There is a question of responsibility. The simple truth is that if I want this show to be worthwhile, something that grows and continues, that has an ever increasing audience, that becomes financially self-sustaining, something that I take pride in for years to come – I have to take it seriously, and treat it as a responsibility, starting now. Starting, in fact, 3 months ago.  It’s not going to work to get big and then realize we should have been more responsible with what we said and how we said it.

Luckily, I realized this early. I have not been perfect – the workload is not shared out fairly, my participation has become spotty when I am tired or emotionally drained … it is a Big Commitment, and one that is hard to make when I try and fail, again, to take stock of my life, to sort long past from recent past from present and see how they will tie into a future. As I have said so many times before, the things I counted upon are gone, replaced in incredibly short order by new things, untested by time. I am not on very solid ground to make Big Commitments.

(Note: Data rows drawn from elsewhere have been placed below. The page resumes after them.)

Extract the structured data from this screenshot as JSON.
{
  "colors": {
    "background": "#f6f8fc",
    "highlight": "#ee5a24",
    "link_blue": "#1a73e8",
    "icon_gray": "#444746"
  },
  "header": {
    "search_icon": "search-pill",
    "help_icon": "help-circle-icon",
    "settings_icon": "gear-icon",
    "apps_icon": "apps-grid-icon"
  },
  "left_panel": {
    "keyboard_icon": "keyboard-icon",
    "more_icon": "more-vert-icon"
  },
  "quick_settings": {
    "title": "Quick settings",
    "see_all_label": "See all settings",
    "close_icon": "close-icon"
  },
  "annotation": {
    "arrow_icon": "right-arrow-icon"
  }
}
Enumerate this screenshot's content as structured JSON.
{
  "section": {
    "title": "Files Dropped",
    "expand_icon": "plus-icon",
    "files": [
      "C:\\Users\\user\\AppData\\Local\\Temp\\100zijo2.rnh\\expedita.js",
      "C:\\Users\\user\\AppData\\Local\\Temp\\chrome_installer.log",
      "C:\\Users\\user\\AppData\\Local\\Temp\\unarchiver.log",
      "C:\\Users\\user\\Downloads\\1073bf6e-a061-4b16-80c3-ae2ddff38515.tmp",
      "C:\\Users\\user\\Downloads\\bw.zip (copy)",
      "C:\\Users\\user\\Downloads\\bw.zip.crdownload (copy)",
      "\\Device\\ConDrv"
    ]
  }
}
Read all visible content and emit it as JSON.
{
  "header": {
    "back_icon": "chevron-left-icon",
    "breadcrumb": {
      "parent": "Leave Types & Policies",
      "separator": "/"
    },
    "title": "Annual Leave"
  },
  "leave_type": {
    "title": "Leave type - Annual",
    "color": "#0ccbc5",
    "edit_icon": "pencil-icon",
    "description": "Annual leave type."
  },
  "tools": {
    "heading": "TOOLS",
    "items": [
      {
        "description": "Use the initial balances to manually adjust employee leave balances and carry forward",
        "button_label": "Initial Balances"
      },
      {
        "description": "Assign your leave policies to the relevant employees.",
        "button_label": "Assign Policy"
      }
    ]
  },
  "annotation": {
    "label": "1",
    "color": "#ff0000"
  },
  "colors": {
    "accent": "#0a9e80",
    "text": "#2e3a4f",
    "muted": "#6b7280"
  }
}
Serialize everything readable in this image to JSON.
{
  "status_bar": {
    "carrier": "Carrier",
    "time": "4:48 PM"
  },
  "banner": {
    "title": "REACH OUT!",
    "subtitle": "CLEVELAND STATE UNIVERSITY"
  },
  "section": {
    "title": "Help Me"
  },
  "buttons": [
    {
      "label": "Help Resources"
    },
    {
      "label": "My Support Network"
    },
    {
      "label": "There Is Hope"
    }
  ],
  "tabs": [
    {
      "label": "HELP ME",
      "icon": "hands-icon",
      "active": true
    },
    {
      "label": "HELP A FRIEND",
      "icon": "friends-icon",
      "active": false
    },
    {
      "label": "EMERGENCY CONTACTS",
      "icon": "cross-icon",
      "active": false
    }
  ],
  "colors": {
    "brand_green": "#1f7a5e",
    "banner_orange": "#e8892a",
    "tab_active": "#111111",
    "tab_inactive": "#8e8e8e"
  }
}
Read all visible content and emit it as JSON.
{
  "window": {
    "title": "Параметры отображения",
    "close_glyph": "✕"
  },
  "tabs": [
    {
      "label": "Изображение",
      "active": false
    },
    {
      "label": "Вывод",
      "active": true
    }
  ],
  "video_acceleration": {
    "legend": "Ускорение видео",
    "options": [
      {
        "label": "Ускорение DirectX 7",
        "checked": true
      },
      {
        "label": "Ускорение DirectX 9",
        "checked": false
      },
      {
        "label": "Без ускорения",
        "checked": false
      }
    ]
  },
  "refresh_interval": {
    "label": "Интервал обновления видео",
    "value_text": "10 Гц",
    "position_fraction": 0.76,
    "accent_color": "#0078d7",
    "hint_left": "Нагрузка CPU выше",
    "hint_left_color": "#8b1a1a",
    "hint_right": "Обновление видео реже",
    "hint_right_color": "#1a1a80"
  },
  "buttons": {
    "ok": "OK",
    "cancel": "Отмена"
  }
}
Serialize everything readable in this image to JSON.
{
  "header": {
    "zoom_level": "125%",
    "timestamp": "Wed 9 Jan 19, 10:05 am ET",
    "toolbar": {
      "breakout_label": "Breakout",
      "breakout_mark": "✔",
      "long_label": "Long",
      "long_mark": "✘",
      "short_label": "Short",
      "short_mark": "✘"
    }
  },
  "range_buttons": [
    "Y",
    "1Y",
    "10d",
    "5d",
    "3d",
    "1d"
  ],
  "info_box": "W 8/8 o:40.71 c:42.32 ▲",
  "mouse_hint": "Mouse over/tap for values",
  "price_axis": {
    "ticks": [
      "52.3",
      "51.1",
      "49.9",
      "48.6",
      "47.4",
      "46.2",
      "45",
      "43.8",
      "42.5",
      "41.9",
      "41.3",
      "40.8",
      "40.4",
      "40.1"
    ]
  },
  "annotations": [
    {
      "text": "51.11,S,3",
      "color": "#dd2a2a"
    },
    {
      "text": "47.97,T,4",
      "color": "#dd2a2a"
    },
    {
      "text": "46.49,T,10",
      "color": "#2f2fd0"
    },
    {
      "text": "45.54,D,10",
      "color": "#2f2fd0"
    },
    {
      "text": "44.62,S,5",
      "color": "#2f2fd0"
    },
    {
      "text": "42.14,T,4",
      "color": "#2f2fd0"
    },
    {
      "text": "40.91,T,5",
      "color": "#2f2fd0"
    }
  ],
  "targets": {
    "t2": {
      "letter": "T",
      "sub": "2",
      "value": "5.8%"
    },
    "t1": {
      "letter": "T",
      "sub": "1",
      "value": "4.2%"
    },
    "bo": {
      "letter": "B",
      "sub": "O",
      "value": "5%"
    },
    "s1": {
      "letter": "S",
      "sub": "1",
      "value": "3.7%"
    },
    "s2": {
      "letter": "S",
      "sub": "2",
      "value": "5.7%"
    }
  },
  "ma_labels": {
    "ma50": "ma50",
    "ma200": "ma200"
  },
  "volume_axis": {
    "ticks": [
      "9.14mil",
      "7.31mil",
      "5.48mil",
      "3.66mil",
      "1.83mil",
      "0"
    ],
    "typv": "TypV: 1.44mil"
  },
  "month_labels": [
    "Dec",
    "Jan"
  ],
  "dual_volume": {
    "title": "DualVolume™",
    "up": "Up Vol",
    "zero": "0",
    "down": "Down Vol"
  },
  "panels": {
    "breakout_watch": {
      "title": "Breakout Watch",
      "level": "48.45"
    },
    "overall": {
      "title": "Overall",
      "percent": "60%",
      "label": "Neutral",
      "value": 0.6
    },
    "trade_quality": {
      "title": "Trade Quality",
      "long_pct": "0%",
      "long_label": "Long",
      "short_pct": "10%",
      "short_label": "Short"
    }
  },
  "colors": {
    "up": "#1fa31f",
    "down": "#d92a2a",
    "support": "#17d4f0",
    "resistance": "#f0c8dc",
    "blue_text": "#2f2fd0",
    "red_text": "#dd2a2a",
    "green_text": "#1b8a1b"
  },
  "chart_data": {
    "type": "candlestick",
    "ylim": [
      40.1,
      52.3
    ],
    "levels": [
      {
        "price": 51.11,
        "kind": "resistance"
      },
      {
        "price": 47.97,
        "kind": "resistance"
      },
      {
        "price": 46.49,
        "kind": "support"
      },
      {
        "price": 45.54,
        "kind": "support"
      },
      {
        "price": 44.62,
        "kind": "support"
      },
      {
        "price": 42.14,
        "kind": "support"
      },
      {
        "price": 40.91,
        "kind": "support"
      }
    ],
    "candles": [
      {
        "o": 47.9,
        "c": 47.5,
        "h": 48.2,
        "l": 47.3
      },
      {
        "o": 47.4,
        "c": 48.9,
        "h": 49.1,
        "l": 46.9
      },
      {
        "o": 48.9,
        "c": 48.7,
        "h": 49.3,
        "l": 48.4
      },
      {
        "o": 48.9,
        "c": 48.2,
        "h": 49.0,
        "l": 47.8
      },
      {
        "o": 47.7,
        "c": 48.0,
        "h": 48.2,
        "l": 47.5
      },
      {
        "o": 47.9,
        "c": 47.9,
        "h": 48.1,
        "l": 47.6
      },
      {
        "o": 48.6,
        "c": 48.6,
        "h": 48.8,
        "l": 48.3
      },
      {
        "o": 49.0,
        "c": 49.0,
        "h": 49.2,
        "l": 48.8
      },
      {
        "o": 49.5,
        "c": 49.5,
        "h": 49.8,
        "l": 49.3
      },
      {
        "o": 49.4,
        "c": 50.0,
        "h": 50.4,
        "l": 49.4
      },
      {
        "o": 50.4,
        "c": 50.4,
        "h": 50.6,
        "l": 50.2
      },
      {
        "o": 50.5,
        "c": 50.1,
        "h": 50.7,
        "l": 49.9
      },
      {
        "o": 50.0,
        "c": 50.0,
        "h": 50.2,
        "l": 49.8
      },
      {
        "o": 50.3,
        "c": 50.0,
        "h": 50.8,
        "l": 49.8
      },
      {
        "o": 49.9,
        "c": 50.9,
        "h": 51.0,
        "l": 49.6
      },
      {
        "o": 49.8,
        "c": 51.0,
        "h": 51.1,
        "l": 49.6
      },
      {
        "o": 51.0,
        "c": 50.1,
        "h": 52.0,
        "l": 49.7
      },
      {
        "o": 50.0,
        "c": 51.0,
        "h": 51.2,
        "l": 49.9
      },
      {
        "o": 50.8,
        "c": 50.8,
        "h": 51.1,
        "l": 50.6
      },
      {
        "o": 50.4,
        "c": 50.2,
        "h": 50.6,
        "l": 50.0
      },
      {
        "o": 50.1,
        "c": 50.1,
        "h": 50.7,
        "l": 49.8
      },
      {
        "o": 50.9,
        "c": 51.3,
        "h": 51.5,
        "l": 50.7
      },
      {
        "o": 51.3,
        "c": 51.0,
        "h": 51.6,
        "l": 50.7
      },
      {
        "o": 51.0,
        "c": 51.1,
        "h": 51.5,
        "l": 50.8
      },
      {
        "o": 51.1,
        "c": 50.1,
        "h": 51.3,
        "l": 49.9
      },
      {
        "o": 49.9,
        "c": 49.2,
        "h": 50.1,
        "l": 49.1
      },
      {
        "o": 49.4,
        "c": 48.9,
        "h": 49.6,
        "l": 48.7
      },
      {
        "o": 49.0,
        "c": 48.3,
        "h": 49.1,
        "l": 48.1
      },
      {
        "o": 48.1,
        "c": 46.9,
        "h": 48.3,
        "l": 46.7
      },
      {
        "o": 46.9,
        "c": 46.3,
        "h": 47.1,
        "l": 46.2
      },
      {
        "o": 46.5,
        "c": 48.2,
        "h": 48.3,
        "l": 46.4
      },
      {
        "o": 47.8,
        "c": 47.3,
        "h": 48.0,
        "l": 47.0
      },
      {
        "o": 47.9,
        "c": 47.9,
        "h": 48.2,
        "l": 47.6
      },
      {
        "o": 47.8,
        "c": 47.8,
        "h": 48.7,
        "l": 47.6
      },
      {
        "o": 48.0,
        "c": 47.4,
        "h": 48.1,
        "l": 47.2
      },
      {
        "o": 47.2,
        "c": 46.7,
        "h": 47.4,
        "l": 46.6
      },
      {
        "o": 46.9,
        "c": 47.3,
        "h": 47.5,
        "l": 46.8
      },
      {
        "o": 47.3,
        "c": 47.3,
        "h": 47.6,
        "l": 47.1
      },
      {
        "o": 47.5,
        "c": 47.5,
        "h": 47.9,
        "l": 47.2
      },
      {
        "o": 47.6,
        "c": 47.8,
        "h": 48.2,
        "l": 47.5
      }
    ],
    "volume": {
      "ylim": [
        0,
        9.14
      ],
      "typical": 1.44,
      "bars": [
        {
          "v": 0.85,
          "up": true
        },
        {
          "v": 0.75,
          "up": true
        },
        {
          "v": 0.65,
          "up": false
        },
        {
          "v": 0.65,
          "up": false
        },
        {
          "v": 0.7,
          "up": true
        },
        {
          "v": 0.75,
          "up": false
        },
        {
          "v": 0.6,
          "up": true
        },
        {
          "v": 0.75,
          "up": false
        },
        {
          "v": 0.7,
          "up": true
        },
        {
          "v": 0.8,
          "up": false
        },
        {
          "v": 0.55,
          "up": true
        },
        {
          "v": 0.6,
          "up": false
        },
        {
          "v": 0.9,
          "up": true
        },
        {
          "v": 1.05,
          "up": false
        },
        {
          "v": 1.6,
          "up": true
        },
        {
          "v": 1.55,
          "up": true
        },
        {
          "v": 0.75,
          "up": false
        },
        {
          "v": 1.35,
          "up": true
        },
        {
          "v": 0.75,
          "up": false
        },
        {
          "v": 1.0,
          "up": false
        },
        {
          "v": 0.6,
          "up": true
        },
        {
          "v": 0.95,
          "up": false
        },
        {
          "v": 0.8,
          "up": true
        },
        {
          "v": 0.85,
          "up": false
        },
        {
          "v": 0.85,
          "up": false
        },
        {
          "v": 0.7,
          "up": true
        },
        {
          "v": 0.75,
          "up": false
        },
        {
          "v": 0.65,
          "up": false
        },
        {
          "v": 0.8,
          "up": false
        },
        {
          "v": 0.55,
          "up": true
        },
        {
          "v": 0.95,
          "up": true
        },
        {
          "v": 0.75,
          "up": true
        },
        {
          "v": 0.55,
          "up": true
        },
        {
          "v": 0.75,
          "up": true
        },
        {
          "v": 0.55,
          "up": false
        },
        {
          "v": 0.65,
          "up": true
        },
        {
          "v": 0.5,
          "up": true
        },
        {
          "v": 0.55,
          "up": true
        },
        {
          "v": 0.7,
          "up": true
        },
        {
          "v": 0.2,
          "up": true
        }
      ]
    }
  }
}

Again, however, I am lucky: I am already committed. I care about sexuality and about education and about spreading information to as many people as possible. This commitment has been growing in me from long past through recent past and into the present, and it will continue on into the future. A weekly radio show that keeps me in touch with what’s happening, that forces me to pay attention and to learn to consider what I say carefully, but also quickly, to speak out and also to think on my feet, that is a good thing. A commitment I can make.

But don’t think for a second I’m not taking it seriously.